By | 20/02/2022 1:09 pm

O Brasil não pode continuar à mercê de um Executivo que não sabe governar e de um Legislativo que só usufrui dos bônus do poder acumulado

A evidente insuficiência intelectual, moral, administrativa e política de Jair Bolsonaro para o exercício da Presidência levou a um quadro de degradação do regime presidencialista jamais visto, ao menos não desde a redemocratização do País.

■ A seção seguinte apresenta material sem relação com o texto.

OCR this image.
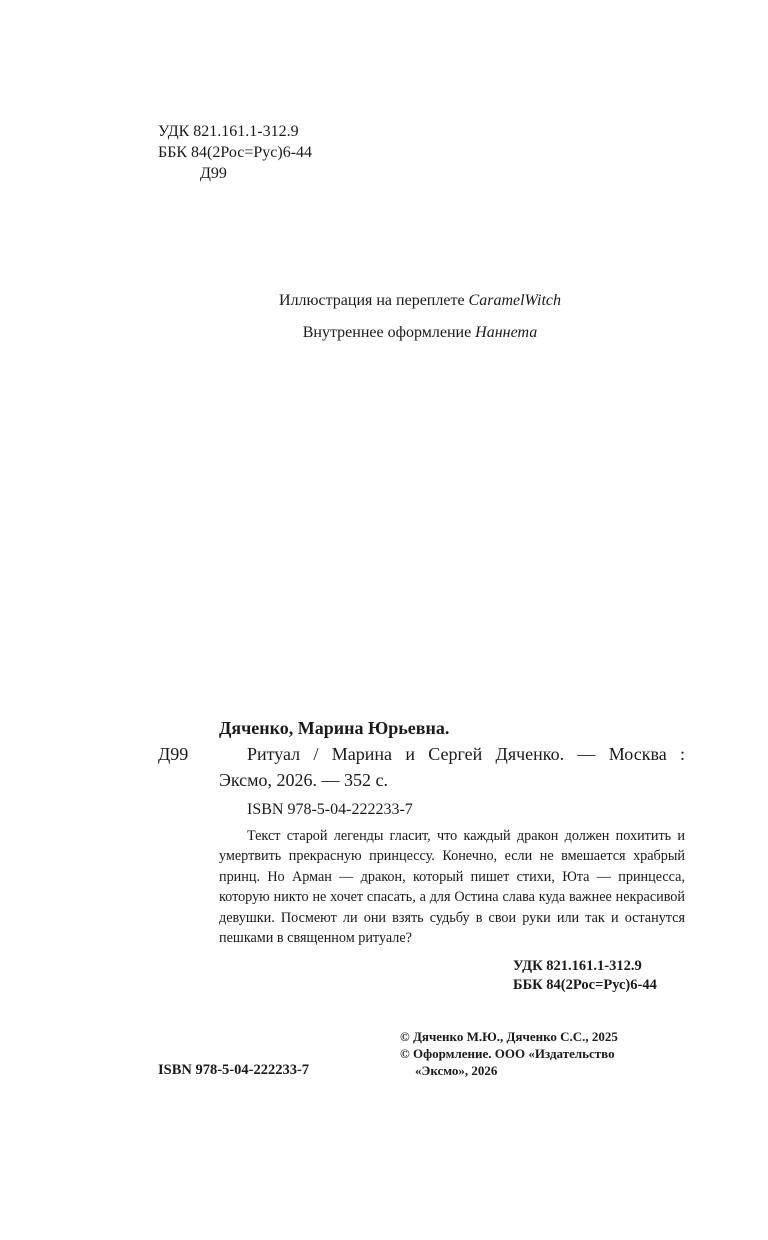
УДК 821.161.1-312.9
ББК 84(2Рос=Рус)6-44
Д99
Иллюстрация на переплете CaramelWitch
Внутреннее оформление Наннета
Дяченко, Марина Юрьевна.
Д99	Ритуал / Марина и Сергей Дяченко. — Москва :
Эксмо, 2026. — 352 с.
ISBN 978-5-04-222233-7
Текст старой легенды гласит, что каждый дракон должен похитить и умертвить прекрасную принцессу. Конечно, если не вмешается храбрый принц. Но Арман — дракон, который пишет стихи, Юта — принцесса, которую никто не хочет спасать, а для Остина слава куда важнее некрасивой девушки. Посмеют ли они взять судьбу в свои руки или так и останутся пешками в священном ритуале?
УДК 821.161.1-312.9
ББК 84(2Рос=Рус)6-44
ISBN 978-5-04-222233-7
© Дяченко М.Ю., Дяченко С.С., 2025
© Оформление. ООО «Издательство
«Эксмо», 2026
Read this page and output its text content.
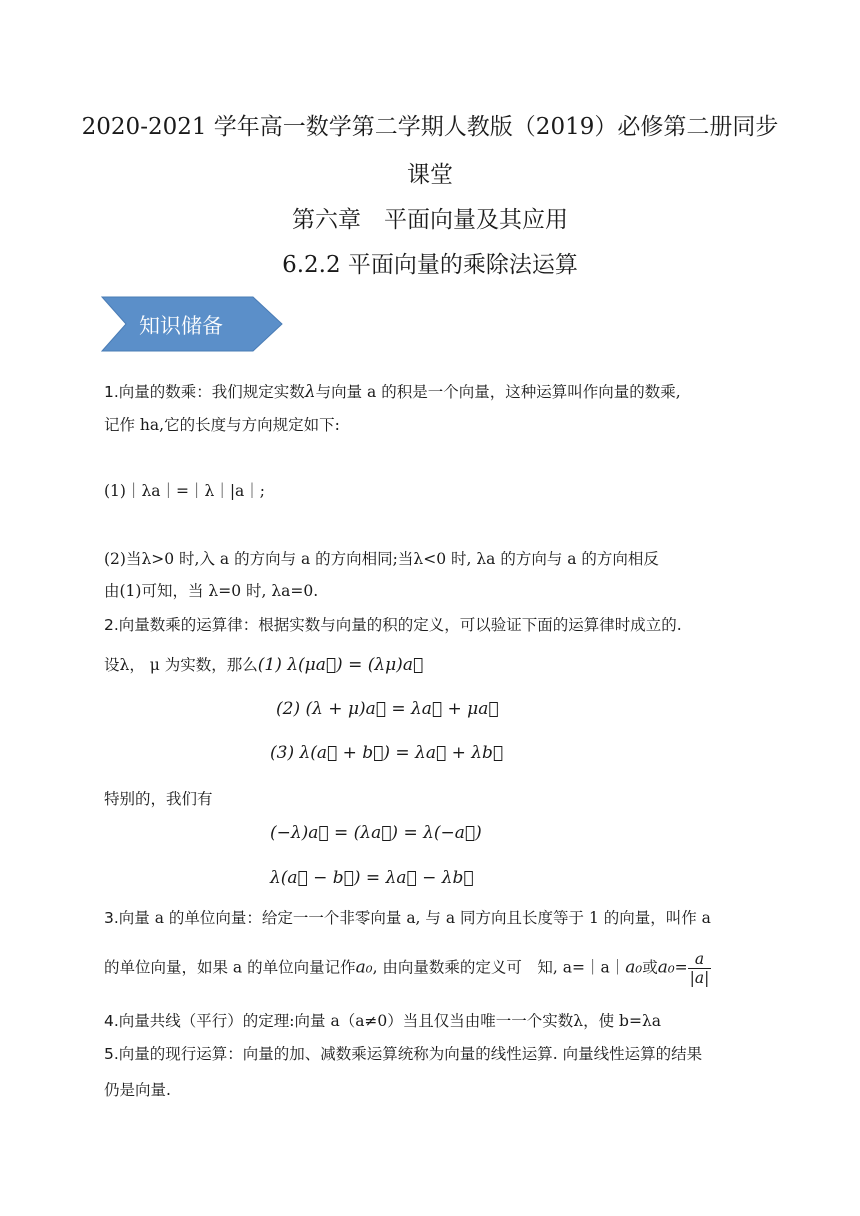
2020-2021 学年高一数学第二学期人教版（2019）必修第二册同步
课堂
第六章　平面向量及其应用
6.2.2 平面向量的乘除法运算
知识储备
1.向量的数乘：我们规定实数λ与向量 a 的积是一个向量，这种运算叫作向量的数乘,
记作 ha,它的长度与方向规定如下:
(1)｜λa｜=｜λ｜|a｜;
(2)当λ>0 时,入 a 的方向与 a 的方向相同;当λ<0 时, λa 的方向与 a 的方向相反
由(1)可知，当 λ=0 时, λa=0.
2.向量数乘的运算律：根据实数与向量的积的定义，可以验证下面的运算律时成立的.
设λ， μ 为实数，那么(1) λ(μa⃗) = (λμ)a⃗
(2) (λ + μ)a⃗ = λa⃗ + μa⃗
(3) λ(a⃗ + b⃗) = λa⃗ + λb⃗
特别的，我们有
(−λ)a⃗ = (λa⃗) = λ(−a⃗)
λ(a⃗ − b⃗) = λa⃗ − λb⃗
3.向量 a 的单位向量：给定一一个非零向量 a, 与 a 同方向且长度等于 1 的向量，叫作 a
的单位向量，如果 a 的单位向量记作a₀, 由向量数乘的定义可　知, a=｜a｜a₀或$a_0= \frac{a}{|a|}$
4.向量共线（平行）的定理:向量 a（a≠0）当且仅当由唯一一个实数λ，使 b=λa
5.向量的现行运算：向量的加、减数乘运算统称为向量的线性运算. 向量线性运算的结果
仍是向量.
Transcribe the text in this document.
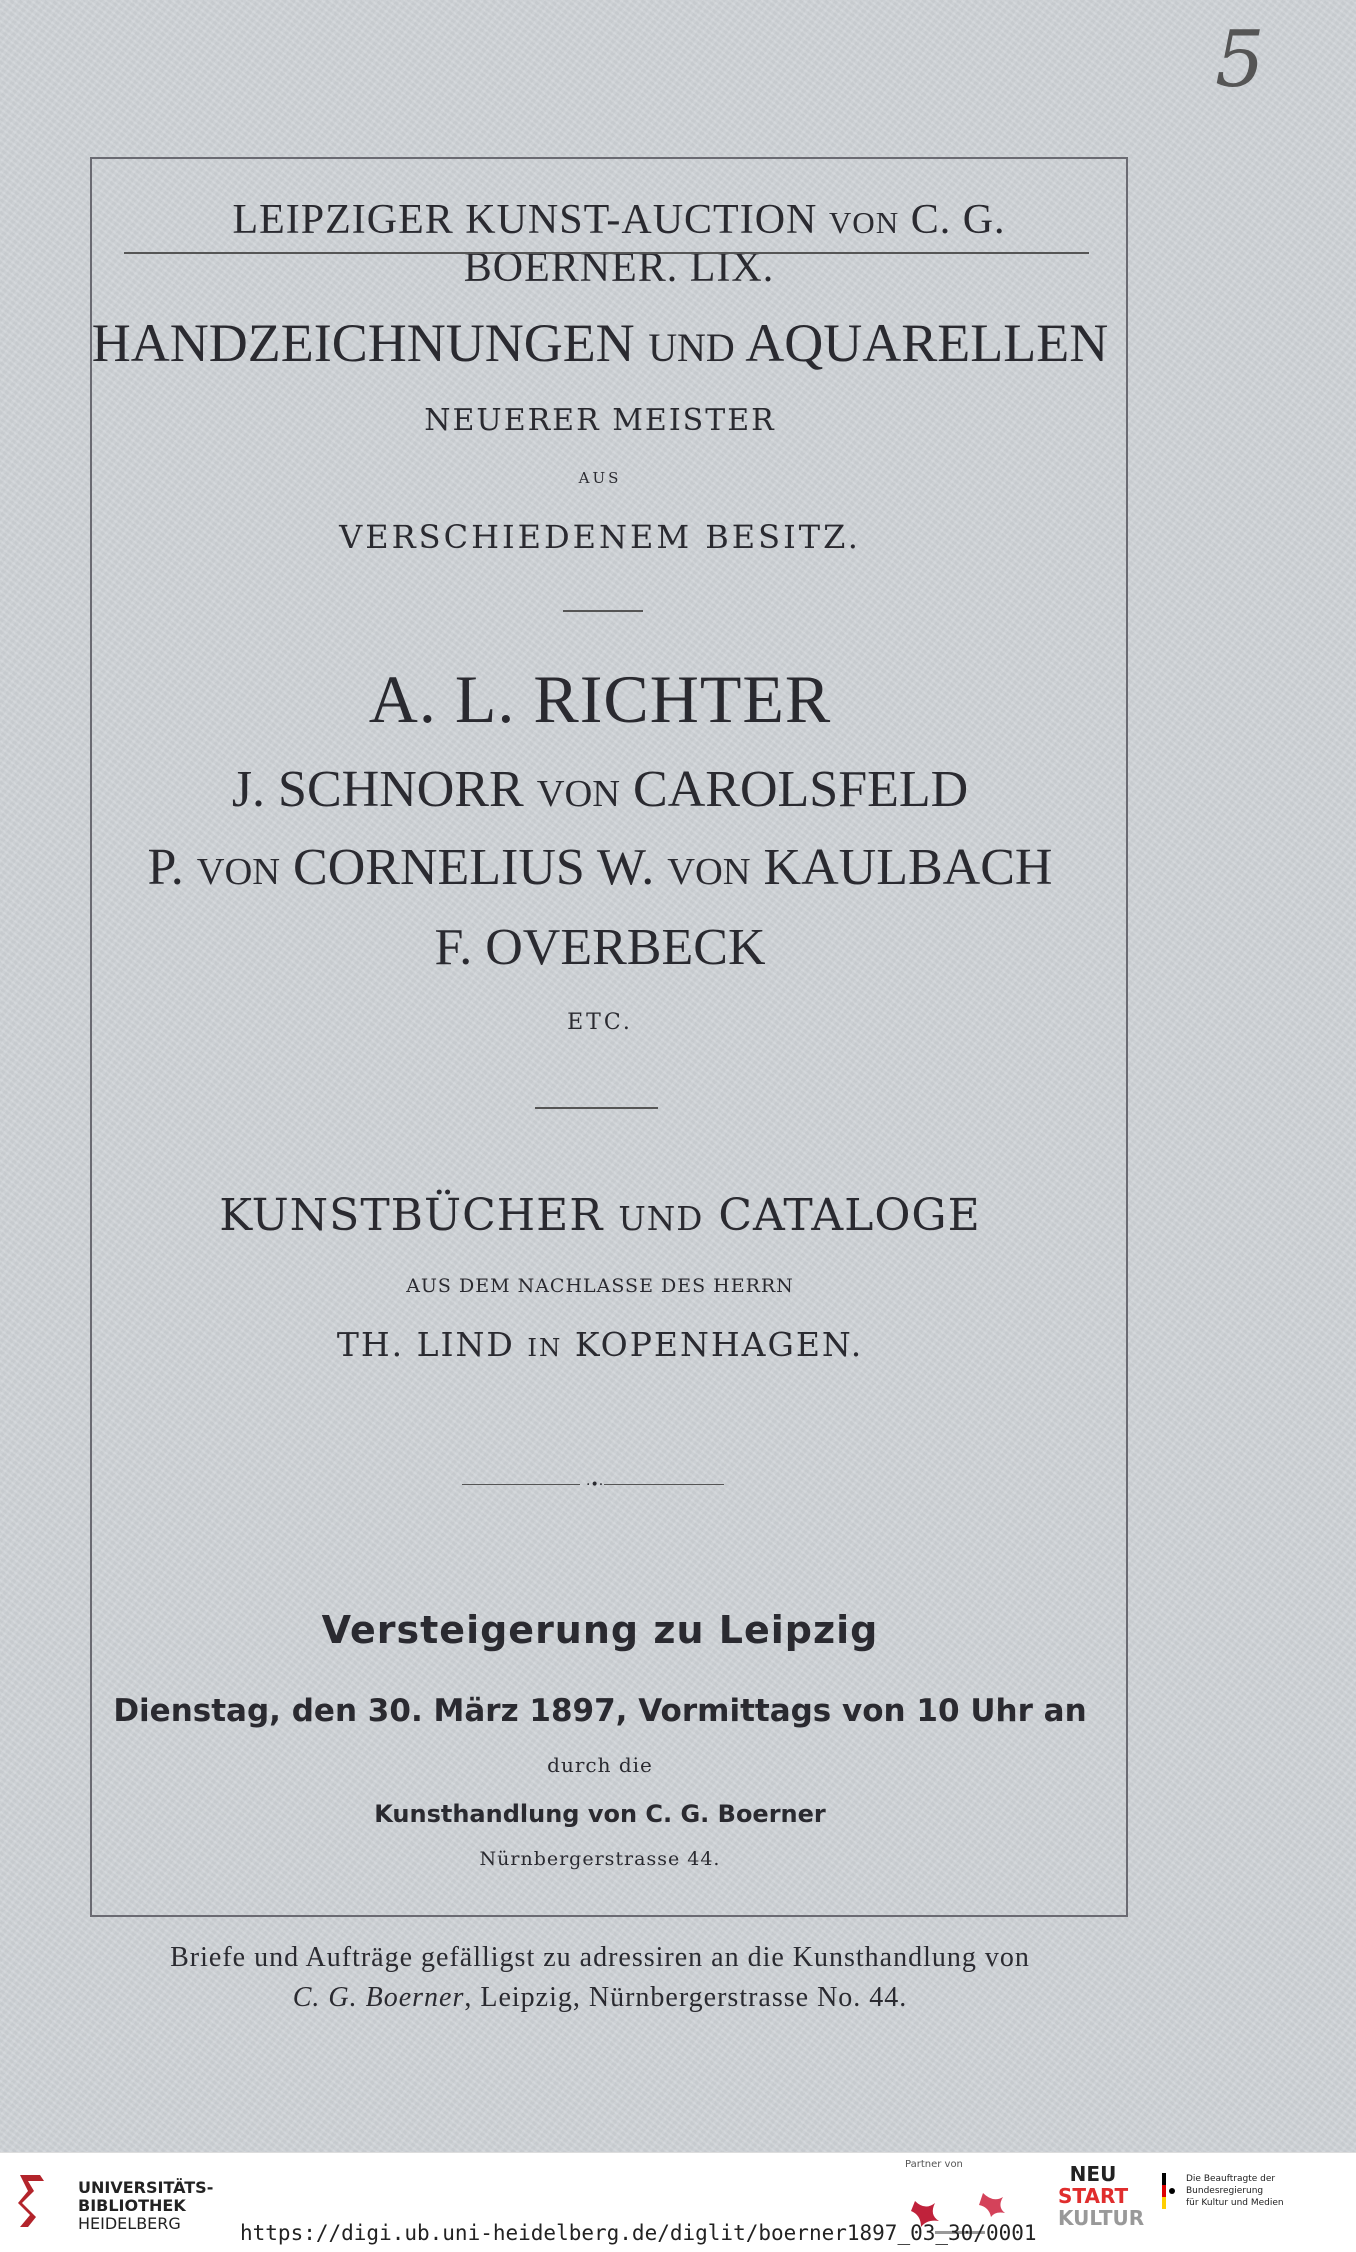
5
LEIPZIGER KUNST-AUCTION VON C. G. BOERNER. LIX.
HANDZEICHNUNGEN UND AQUARELLEN
NEUERER MEISTER
AUS
VERSCHIEDENEM BESITZ.
A. L. RICHTER
J. SCHNORR VON CAROLSFELD
P. VON CORNELIUS W. VON KAULBACH
F. OVERBECK
ETC.
KUNSTBÜCHER UND CATALOGE
AUS DEM NACHLASSE DES HERRN
TH. LIND IN KOPENHAGEN.
·•·
Versteigerung zu Leipzig
Dienstag, den 30. März 1897, Vormittags von 10 Uhr an
durch die
Kunsthandlung von C. G. Boerner
Nürnbergerstrasse 44.
Briefe und Aufträge gefälligst zu adressiren an die Kunsthandlung von
C. G. Boerner, Leipzig, Nürnbergerstrasse No. 44.
UNIVERSITÄTS-
BIBLIOTHEK
HEIDELBERG
Partner von	NEU
START
KULTUR
Die Beauftragte der Bundesregierung
für Kultur und Medien
https://digi.ub.uni-heidelberg.de/diglit/boerner1897_03_30/0001
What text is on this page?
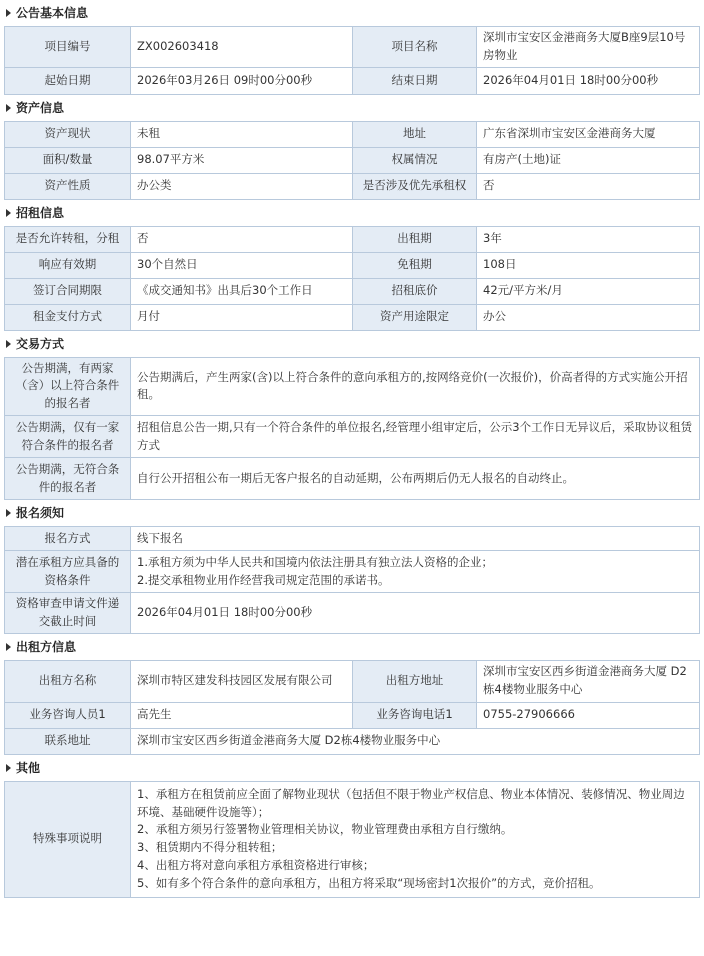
公告基本信息
项目编号	ZX002603418	项目名称	深圳市宝安区金港商务大厦B座9层10号房物业
起始日期	2026年03月26日 09时00分00秒	结束日期	2026年04月01日 18时00分00秒
资产信息
资产现状	未租	地址	广东省深圳市宝安区金港商务大厦
面积/数量	98.07平方米	权属情况	有房产(土地)证
资产性质	办公类	是否涉及优先承租权	否
招租信息
是否允许转租，分租	否	出租期	3年
响应有效期	30个自然日	免租期	108日
签订合同期限	《成交通知书》出具后30个工作日	招租底价	42元/平方米/月
租金支付方式	月付	资产用途限定	办公
交易方式
公告期满，有两家（含）以上符合条件的报名者	公告期满后，产生两家(含)以上符合条件的意向承租方的,按网络竞价(一次报价)，价高者得的方式实施公开招租。
公告期满，仅有一家符合条件的报名者	招租信息公告一期,只有一个符合条件的单位报名,经管理小组审定后，公示3个工作日无异议后，采取协议租赁方式
公告期满，无符合条件的报名者	自行公开招租公布一期后无客户报名的自动延期，公布两期后仍无人报名的自动终止。
报名须知
报名方式	线下报名
潜在承租方应具备的资格条件	1.承租方须为中华人民共和国境内依法注册具有独立法人资格的企业；
2.提交承租物业用作经营我司规定范围的承诺书。
资格审查申请文件递交截止时间	2026年04月01日 18时00分00秒
出租方信息
出租方名称	深圳市特区建发科技园区发展有限公司	出租方地址	深圳市宝安区西乡街道金港商务大厦 D2栋4楼物业服务中心
业务咨询人员1	高先生	业务咨询电话1	0755-27906666
联系地址	深圳市宝安区西乡街道金港商务大厦 D2栋4楼物业服务中心		
其他
特殊事项说明	
1、承租方在租赁前应全面了解物业现状（包括但不限于物业产权信息、物业本体情况、装修情况、物业周边环境、基础硬件设施等）；
2、承租方须另行签署物业管理相关协议，物业管理费由承租方自行缴纳。
3、租赁期内不得分租转租；
4、出租方将对意向承租方承租资格进行审核；
5、如有多个符合条件的意向承租方，出租方将采取“现场密封1次报价”的方式，竞价招租。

É de justiça reconhecer que Bolsonaro não deu início a esse processo. O presidencialismo começou a enfraquecer no Brasil durante o governo da ex-presidente Dilma Rousseff, uma pessoa sabidamente avessa às concertações políticas que, ao fim e ao cabo, mantêm o fino equilíbrio de forças entre os Três Poderes da República e sustentam a governabilidade. Tanto foi assim que Dilma acabou cassada, malgrado todas as concessões que fez ao Congresso, em especial as que permitiram ao Poder Legislativo aumentar seu poder sobre a execução do Orçamento da União.

O governo do sucessor de Dilma, Michel Temer, representou uma tentativa de estabelecer um novo equilíbrio entre as prerrogativas do Executivo e do Legislativo, num arremedo do que se convencionou chamar de “semipresidencialismo”. “Eu trouxe o Congresso para governar comigo, não apenas porque isso é da minha formação democrática, mas porque, no presidencialismo, entendo que não se pode governar sem o Congresso”, disse Temer, um dos maiores defensores da adoção do regime semipresidencialista no País. Merece destaque o emprego do pronome pessoal “comigo”. De fato, como o reconhecido constitucionalista que é e cioso de suas responsabilidades no cargo, errando e acertando, em momento algum Temer abdicou do exercício da Presidência da República.

Bolsonaro, por sua vez, conseguiu uma proeza, levando a degradação do regime presidencialista ao paroxismo. O incumbente não teve a habilidade para seguir o modelo de seu antecessor e ainda logrou agravar o processo de apequenamento da Presidência da República iniciado por Dilma Rousseff, que Temer, hoje se sabe, apenas sobrestou.

É seguro afirmar que, antes de Bolsonaro, nunca houve um presidente tão dispensável, no que concerne à definição dos rumos do País, como o atual mandatário. O próprio líder do governo na Câmara dos Deputados, Ricardo Barros (PP-PR), disse em alto e bom som há poucos dias que uma coisa é o governo e outra, muito distinta, são as vontades do presidente, como se pudessem ser coisas dissociadas, como se Bolsonaro fosse um presidente “café com leite”. Do ponto de vista estritamente pragmático, ele é, e essa separação é até benfazeja para o País, pois, se todas as “ideias”, chamemos assim, de Bolsonaro fossem adiante e se transformassem em realidade, triste destino teria o Brasil. Entretanto, do ponto de vista institucional, a fraqueza do presidente da República é muito ruim por causar uma distorção na organização do Estado definida pela Constituição.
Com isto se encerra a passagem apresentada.